Most Important Warnings
- There is an increased risk of a new blood clot forming if this medication is stopped before your treatment is complete. If this medication must be stopped, consider using another anticoagulant in its place. Also, rivaroxaban may cause a blood clot around your spinal cord if you receive a spinal injection or an epidural. This type of blood clot may paralyze you permanently.
Warnings & Cautions
- Caution while performing activities with sharp objects that may lead to bleeding, such as shaving and nail trimming. Use an electric razor when shaving and be sure you use a soft toothbrush when brushing your teeth. If you fall or injure yourself, check in with your doctor as soon as possible to make sure you do not have any internal bleeding.

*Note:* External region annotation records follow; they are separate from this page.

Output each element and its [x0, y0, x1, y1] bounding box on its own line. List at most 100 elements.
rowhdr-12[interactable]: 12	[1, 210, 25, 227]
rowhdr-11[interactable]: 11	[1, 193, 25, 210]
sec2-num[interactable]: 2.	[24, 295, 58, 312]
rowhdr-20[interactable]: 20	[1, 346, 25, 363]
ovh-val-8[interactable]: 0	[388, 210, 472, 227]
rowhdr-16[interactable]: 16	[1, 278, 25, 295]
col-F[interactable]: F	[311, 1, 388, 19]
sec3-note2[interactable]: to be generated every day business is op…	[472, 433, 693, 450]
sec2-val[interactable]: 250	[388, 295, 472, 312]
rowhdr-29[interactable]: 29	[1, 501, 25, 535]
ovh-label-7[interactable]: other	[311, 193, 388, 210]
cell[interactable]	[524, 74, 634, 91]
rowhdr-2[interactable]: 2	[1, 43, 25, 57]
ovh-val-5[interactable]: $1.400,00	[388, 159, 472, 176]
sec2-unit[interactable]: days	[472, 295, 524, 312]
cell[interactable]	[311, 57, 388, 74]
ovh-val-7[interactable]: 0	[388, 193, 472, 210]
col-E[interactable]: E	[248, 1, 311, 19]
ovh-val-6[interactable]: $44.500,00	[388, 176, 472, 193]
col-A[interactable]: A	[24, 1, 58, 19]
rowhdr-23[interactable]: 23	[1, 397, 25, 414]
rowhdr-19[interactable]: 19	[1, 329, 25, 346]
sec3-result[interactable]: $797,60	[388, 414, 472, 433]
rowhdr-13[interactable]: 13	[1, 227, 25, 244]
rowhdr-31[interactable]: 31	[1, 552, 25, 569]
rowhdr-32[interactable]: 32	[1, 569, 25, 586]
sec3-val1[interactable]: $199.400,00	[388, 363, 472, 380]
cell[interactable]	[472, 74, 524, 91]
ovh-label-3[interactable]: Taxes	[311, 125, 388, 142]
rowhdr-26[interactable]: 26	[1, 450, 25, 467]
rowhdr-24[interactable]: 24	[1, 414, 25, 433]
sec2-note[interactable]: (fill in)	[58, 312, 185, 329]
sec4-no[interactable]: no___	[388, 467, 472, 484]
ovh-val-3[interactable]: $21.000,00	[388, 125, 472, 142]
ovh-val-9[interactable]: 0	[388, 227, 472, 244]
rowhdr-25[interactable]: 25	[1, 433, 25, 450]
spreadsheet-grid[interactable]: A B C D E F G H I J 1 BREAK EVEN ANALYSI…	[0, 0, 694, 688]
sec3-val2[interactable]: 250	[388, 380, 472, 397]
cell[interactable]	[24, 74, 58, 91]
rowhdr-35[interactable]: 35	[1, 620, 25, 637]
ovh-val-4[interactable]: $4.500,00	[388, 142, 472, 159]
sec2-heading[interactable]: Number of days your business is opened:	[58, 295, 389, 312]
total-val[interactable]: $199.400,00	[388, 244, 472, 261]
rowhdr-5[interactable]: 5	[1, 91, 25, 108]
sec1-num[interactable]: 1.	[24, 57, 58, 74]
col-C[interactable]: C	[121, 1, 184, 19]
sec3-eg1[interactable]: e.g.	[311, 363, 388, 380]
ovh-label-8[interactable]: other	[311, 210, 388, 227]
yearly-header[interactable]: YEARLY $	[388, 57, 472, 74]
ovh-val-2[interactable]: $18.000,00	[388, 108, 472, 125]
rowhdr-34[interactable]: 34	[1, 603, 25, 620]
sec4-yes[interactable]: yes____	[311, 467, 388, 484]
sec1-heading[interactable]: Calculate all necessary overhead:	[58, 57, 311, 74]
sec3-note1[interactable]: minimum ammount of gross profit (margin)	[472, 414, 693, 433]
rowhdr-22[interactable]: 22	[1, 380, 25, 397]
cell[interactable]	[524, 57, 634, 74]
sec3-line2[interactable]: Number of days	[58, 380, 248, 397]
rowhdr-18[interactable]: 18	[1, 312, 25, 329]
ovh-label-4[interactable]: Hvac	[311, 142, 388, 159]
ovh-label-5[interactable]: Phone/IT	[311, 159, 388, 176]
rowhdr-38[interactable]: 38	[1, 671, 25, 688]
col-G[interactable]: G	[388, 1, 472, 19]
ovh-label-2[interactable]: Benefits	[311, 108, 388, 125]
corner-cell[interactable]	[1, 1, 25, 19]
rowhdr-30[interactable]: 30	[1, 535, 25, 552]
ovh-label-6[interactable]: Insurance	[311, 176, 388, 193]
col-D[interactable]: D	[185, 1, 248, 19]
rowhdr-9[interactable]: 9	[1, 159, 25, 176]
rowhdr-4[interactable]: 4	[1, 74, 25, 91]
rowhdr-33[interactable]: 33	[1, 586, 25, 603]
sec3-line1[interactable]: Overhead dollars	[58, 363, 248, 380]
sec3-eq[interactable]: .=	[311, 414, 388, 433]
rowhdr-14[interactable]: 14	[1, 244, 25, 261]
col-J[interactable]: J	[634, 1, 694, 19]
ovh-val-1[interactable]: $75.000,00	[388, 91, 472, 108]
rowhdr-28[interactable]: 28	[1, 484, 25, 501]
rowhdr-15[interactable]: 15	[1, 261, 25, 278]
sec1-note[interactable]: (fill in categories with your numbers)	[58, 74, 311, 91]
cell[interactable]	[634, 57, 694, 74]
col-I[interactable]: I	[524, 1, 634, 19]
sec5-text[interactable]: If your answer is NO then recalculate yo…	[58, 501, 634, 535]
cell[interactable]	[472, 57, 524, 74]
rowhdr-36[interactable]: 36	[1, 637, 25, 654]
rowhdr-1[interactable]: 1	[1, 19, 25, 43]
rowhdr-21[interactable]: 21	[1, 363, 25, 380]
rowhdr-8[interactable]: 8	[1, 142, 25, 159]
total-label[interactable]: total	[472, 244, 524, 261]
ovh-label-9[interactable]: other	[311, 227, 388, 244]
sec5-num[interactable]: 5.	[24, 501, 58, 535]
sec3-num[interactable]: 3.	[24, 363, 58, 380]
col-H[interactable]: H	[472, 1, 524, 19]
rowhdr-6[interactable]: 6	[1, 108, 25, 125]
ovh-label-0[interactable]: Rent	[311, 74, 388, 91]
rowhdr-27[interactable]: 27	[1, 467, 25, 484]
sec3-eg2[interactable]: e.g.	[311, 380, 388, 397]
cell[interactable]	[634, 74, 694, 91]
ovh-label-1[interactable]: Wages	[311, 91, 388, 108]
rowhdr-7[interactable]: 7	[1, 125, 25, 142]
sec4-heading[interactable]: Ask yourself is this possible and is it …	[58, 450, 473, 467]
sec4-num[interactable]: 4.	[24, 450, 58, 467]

- Avoid use of alcohol while taking rivaroxaban. Daily use of alcohol while taking this medication increases your risk of stomach bleeding.
- Always tell your healthcare providers, including your dentist, that you are taking rivaroxaban. Some procedures require you to stop your medication to limit the chance of bleeding. Do not stop your medication on your own; your health care provider will tell you exactly when to stop and restart your medication.
- Do not take this medication if you are pregnant or breastfeeding. If you are taking this medication and think you might be pregnant, contact your doctor right away.
Interactions & Side Effects
- Tell your pharmacist or doctor all your medication allergies so they may determine if rivaroxaban is safe for you to take.
- Avoid dangerous drug interactions. Many medications have the potential to cause bleeding, and you need to know what you can and cannot take with this medication. Tell your pharmacist or doctor all the other medication you are taking, including over the counter supplements, even if you don't take them very often.
- Ask your doctor if this medication is safe to take with your current health conditions. Tell your doctor if you have any bleeding disorders, recent surgeries, a history of stomach disorder, or any liver, kidney or heart disease.
- While taking rivaroxaban, you may feel some upset stomach, headache, nausea and experience some easy bruising. If these or any other unwanted side effects persist, contact your doctor or pharmacist to talk about it with them.
- Call your doctor right away if you have any unusual bleeding such as bleeding from your gums, a constant nose bleed or prolonged bleeding from a cut.
- Seek immediate medical attention if you notice any blood in your urine or stool or are vomiting or coughing up blood.
- Call emergency 911 if you have any symptoms of a heart attack such as chest and left arm pain, shortness of breath and sweating or if you have symptoms of a stroke such as weakness on one side of your body, slurred speech, sudden vision changes, and confusion.